Another about Huguette Clark, and immensely wealthy women who spent the last twenty years of her extremely long life (she died two weeks before her 105th birthday) in a hospital, despite the fact that she was not ill until the very end. She married once, had no children, was very reclusive almost her entire life, and gave away millions of dollars to the people who took care of her those last years. After her death, relatives on her father's side (there were none at all on her mother's) sued to overturn her will.
I am not going to finish this particular book because I've come across to many seemingly small factual errors that make me wonder about the author and the editor. The first was when talking about Huguette in her late 90's liking to read magazines about various royalty and that she was especially interested in Princess Grace. That made me go hmmm, as Grace Kelly died in 1982.
Slightly later the author talks about 15 year old Anna La Chapelle (who would a decade later become William Andrews Clark's second wife and the mother of Huguette) at that age being a pretty teenager who performed in high school plays. "Her practical sister Amelia [three years younger] enrolled in secretarial school and her brother, Arthur [five years younger] worked as an elevator operator in an office building." There seems to be something seriously wrong with the time line here, given the ages of those younger children A twelve year old in secretarial school?

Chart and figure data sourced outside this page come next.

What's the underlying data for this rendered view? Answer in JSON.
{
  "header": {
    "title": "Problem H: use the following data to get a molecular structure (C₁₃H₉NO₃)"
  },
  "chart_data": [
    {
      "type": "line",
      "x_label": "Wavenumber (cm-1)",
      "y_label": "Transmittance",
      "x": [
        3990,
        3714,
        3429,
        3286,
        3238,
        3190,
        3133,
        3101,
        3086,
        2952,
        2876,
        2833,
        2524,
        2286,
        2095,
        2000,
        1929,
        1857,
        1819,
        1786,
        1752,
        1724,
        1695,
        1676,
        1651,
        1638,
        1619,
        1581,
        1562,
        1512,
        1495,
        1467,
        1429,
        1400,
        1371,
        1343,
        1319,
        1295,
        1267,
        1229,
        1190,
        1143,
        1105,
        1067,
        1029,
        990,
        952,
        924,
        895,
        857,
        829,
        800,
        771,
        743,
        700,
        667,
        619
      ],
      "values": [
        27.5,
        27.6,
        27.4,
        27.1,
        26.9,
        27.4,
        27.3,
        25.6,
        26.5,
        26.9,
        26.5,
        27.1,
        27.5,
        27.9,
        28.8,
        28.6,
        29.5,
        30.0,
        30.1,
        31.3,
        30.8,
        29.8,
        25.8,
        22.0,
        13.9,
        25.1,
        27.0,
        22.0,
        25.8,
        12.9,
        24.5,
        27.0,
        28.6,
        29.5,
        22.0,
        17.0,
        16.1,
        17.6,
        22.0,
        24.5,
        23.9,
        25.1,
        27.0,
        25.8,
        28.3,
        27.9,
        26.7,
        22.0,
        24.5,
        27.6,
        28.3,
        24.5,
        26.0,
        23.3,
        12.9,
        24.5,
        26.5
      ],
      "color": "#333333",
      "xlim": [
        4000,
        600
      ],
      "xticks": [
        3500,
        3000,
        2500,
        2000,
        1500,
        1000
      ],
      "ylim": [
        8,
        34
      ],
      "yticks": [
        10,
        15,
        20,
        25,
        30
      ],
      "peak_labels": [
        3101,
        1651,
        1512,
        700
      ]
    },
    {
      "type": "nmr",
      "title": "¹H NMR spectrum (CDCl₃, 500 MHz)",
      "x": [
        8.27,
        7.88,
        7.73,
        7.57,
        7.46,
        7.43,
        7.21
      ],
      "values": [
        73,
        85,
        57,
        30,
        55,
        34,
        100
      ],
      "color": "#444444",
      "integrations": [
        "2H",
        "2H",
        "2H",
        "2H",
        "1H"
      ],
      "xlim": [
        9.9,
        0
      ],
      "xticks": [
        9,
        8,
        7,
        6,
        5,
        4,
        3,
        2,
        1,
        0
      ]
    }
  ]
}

I acknowledge that children in the late 19th century often held jobs that kids today would never hold, but I suspect that job was several years later, and it's quite careless of the author not to add the word or two that would make it clear.
Okay. But a few pages later it gives the address of the the mansion William Clark built in NYC as 927 Fifth Avenue. No, it was at 952 Fifth Avenue.

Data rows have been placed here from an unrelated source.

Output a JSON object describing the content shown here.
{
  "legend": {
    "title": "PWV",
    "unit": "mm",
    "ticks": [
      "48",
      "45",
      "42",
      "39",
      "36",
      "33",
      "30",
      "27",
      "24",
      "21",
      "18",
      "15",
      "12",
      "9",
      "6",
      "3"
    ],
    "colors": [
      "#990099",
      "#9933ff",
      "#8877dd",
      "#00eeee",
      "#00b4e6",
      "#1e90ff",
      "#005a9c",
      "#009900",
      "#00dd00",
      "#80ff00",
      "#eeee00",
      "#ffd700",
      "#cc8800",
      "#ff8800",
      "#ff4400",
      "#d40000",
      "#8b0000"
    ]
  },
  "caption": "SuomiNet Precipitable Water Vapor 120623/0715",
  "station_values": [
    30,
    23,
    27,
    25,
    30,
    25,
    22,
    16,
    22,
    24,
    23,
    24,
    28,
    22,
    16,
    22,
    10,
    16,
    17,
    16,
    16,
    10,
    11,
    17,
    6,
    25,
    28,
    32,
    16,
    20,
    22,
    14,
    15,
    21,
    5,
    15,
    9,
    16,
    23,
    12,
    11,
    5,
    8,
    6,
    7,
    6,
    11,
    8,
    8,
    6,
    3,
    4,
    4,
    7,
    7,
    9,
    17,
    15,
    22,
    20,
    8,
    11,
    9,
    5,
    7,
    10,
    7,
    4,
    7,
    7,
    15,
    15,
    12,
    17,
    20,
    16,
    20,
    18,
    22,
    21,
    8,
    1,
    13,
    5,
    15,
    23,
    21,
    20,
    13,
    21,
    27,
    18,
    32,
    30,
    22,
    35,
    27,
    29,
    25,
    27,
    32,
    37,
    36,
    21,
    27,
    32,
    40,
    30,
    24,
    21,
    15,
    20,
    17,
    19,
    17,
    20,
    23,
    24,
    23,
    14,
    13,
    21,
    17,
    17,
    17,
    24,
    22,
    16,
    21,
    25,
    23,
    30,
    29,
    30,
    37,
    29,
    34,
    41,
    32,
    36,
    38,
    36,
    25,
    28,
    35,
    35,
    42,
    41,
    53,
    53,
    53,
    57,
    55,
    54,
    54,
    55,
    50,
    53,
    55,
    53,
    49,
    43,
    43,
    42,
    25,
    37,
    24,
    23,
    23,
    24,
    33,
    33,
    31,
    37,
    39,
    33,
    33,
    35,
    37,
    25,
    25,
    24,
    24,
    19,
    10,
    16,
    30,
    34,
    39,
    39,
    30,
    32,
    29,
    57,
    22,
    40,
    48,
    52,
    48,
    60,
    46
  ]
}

In many ways those are trivial details, but getting the details wrong -- and who knows what else I might have missed -- makes me wonder if the author hasn't gotten other things wrong. So I'm not going to bother to finish this book.
Several months ago I read Empty Mansions by Bill Dedman, also about Huguette Clark, and I don't recall noticing any egregious errors in that book. So I'm going to assume I won't learn anything new from this book, and since I apparently have to be on guard against small factual oddities, I'll return this book to the library and pick up something else to read.